Bollen’s team outlined their findings in a paper published Oct. 14 on arXiv.org, an on-line journal. The team trawled through 9.9 million tweets using two tools, one called OpinionFinder which sorts messages into either positive or negative moods, and another from Google Inc., which classifies text into six mood dimensions: calm, alert, sure, vital, kind, and happy. While the OpinionFinder data was not very good at predicting stock market movements, one of the Google dimensions, calm, was excellent.

Mood Predicts Dow

“Changes of the public mood along these mood dimensions match shifts in the DJIA values that occur three to four days later,” the team said. “The aggregate of millions of tweets submitted to Twitter at any given time may provide an accurate representation of public mood and sentiment.”

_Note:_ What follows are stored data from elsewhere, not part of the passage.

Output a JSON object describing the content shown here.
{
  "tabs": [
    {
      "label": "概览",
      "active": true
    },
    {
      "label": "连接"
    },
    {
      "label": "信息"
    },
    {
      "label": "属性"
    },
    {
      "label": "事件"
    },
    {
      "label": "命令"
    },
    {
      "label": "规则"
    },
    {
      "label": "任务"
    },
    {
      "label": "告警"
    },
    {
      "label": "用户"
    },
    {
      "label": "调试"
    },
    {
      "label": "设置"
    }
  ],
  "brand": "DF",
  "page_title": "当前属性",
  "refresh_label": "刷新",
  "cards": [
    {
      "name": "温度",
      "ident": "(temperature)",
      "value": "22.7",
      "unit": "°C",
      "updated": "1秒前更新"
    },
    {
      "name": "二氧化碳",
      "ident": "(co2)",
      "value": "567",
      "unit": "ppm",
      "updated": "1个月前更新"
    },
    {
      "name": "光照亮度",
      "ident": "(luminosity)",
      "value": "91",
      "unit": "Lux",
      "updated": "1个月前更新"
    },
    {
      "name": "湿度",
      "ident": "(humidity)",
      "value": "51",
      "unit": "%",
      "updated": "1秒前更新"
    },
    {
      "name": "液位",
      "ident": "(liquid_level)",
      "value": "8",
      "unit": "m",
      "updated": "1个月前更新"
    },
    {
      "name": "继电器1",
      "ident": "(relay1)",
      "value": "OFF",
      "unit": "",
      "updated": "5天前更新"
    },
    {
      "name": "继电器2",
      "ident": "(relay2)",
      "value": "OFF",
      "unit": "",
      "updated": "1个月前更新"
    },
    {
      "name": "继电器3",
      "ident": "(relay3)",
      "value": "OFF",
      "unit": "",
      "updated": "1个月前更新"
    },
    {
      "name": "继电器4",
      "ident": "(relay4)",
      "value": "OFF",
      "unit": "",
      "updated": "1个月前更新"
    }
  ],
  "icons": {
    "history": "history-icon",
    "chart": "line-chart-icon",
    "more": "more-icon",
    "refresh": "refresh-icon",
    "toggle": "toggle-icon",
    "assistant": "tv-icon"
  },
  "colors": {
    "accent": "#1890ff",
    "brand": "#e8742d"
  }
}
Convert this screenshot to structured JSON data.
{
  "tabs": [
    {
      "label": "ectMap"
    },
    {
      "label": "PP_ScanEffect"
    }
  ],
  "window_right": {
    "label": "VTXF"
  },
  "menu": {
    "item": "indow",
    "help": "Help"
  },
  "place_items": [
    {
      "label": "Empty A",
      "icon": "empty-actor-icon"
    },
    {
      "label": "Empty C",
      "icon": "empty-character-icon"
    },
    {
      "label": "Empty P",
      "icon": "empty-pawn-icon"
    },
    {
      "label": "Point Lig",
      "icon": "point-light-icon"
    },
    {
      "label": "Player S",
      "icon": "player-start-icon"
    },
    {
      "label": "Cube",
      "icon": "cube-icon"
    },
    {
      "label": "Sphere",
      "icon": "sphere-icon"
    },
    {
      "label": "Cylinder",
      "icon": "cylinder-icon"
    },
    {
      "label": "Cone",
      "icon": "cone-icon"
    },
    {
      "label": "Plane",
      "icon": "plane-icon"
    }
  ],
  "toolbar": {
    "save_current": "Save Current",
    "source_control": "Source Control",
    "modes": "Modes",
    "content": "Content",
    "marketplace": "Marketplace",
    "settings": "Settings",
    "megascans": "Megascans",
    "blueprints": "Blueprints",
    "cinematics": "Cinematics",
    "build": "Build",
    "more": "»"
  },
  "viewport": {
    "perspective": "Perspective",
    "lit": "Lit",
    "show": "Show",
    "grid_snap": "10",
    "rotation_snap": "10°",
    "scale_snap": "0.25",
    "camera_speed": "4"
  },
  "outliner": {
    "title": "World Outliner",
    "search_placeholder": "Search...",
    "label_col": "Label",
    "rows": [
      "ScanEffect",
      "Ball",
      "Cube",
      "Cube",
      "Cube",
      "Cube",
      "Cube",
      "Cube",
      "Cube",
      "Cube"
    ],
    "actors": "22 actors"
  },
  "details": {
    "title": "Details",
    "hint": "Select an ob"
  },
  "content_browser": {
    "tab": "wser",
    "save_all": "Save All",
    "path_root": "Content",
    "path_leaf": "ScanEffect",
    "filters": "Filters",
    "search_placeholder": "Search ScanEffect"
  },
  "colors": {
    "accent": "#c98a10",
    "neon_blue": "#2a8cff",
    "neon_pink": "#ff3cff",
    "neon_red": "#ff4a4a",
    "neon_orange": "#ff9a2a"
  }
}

Bollen said further research would be aimed at clarifying the relationships between the mood dimensions and to develop more formal models to predict how a change in the mood of Twitterers can influence the Dow.

“With more and more information out there and available in the public space it makes sense for people to undertake this sort of Matrix building,” said BTIG’s Kielland “It would hold up better somewhere like the U.S. because a high proportion of people there are actively involved in the market. So when all those tweets are happening it’s more likely they are coming from someone who holds some stocks or other investments.”